The company said it faced tough competition from US space companies whose business is "bolstered by a large volume of institutional orders".

ArianeGroup will make the cuts by not replacing staff who leave or retire.

A joint venture by European aerospace company Airbus and the French group Safran, it currently employs 9,000 people in France and Germany.

Constructor of the Ariane rockets, the European Space Agency workhorse, ArianeGroup also produces ballistic missiles.

Ariane 5 rockets are soon to be replaced by the Ariane 6 which will be an estimated 40 percent cheaper to make, under pressure in particular from Elon Musk's SpaceX.

But European buyers have so far ordered only three Ariane 6 rockets ahead of the first scheduled launch in 2020.

Other nations such as India and the United States give priority to their own space companies and "close their markets to foreign competition", ArianeGroup complained.

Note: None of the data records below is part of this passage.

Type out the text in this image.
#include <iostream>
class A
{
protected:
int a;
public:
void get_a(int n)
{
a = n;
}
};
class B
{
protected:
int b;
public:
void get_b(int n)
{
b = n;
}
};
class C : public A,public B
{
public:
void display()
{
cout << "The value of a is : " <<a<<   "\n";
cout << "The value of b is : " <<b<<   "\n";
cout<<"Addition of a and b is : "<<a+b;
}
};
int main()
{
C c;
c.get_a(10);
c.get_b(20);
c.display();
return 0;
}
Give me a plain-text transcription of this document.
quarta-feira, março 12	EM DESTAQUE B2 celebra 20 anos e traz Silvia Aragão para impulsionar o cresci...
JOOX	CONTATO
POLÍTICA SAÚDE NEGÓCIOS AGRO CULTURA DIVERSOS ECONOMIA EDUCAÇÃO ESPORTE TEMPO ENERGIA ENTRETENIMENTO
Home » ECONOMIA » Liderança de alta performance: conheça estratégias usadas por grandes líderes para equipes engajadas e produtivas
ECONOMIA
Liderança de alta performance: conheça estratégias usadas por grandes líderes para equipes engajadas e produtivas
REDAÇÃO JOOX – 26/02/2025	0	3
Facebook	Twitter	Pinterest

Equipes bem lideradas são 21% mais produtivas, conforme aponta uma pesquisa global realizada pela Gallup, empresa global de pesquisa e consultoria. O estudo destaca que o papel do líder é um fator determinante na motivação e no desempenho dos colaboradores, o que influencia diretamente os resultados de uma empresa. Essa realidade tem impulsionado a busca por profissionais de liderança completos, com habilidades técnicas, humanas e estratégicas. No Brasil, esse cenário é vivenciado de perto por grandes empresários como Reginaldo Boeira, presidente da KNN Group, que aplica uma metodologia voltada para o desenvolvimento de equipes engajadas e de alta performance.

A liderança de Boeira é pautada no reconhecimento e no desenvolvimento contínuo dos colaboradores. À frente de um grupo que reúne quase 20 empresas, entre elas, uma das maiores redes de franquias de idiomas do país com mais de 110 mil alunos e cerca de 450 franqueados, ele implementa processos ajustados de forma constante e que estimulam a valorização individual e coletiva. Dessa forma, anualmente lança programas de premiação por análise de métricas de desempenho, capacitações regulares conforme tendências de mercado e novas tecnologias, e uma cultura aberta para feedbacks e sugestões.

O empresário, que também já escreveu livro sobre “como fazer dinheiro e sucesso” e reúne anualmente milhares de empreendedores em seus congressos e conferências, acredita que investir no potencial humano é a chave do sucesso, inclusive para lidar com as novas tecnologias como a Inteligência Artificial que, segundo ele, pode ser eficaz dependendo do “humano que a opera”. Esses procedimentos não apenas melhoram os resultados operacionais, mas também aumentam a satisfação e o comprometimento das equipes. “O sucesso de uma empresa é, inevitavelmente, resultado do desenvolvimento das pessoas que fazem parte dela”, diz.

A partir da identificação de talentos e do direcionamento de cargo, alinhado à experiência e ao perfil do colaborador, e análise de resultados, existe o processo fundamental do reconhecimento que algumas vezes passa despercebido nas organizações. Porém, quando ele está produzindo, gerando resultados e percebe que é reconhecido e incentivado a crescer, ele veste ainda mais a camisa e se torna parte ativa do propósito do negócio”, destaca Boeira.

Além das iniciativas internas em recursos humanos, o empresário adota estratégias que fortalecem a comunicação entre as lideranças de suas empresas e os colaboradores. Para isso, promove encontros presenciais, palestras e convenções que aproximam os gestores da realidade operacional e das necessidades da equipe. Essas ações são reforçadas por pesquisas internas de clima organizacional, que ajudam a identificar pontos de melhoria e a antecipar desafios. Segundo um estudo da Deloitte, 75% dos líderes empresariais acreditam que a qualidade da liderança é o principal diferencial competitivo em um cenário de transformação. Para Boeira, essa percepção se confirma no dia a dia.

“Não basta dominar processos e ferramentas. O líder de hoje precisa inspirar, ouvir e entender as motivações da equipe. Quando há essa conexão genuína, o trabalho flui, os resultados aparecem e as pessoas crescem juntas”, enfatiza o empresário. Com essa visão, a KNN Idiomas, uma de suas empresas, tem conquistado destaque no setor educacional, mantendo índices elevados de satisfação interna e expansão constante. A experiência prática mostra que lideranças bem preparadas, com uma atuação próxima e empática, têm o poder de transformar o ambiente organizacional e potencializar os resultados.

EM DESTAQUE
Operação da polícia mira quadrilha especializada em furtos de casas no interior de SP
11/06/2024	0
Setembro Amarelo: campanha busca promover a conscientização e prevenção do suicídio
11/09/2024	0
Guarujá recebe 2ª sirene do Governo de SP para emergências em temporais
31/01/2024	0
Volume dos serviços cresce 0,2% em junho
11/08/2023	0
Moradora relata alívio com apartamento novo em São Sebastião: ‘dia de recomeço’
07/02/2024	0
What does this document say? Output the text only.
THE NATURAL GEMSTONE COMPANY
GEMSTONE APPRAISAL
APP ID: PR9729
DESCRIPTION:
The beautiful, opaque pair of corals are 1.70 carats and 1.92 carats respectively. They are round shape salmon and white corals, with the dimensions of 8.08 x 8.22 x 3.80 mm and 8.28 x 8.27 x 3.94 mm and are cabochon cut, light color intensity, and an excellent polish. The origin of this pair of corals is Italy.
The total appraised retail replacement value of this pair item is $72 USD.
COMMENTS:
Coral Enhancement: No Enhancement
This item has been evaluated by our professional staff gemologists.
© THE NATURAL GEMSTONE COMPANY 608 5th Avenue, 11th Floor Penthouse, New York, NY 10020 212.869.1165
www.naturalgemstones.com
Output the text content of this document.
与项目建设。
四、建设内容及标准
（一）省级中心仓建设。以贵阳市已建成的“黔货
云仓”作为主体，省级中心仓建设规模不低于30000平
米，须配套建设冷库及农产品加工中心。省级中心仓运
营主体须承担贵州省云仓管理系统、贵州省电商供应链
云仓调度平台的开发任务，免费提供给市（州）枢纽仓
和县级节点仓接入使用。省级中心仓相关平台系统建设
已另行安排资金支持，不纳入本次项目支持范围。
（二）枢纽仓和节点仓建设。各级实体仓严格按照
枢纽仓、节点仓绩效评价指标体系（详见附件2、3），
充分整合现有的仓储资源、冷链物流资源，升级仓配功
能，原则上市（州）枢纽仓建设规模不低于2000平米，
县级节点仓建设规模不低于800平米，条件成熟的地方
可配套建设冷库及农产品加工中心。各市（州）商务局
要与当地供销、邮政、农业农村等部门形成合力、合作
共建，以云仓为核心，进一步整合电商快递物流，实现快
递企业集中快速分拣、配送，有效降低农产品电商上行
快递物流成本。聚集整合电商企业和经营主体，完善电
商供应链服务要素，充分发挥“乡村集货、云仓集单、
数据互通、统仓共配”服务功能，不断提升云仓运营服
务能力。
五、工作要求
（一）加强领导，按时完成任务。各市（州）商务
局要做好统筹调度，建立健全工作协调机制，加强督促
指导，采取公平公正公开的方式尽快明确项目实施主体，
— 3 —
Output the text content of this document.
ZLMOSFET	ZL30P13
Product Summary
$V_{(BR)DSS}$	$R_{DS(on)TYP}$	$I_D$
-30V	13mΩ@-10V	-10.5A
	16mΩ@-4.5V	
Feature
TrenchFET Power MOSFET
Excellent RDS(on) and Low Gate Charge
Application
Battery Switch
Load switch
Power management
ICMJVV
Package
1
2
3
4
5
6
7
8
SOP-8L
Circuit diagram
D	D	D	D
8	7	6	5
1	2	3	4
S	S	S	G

ArianeSpace, the company which launches the rockets, recently indicated it was facing "unprecedented competition", notably from SpaceX.

The US firm now places in orbit more rockets that ArianeSpace, responsible for most European launches.

"The Americans -- let's not mince our words -- have decided to kill off the Europeans," one ArianeGroup trade union recently said in an internal memo, charging that European space companies have only belatedly decided to back Ariane 6.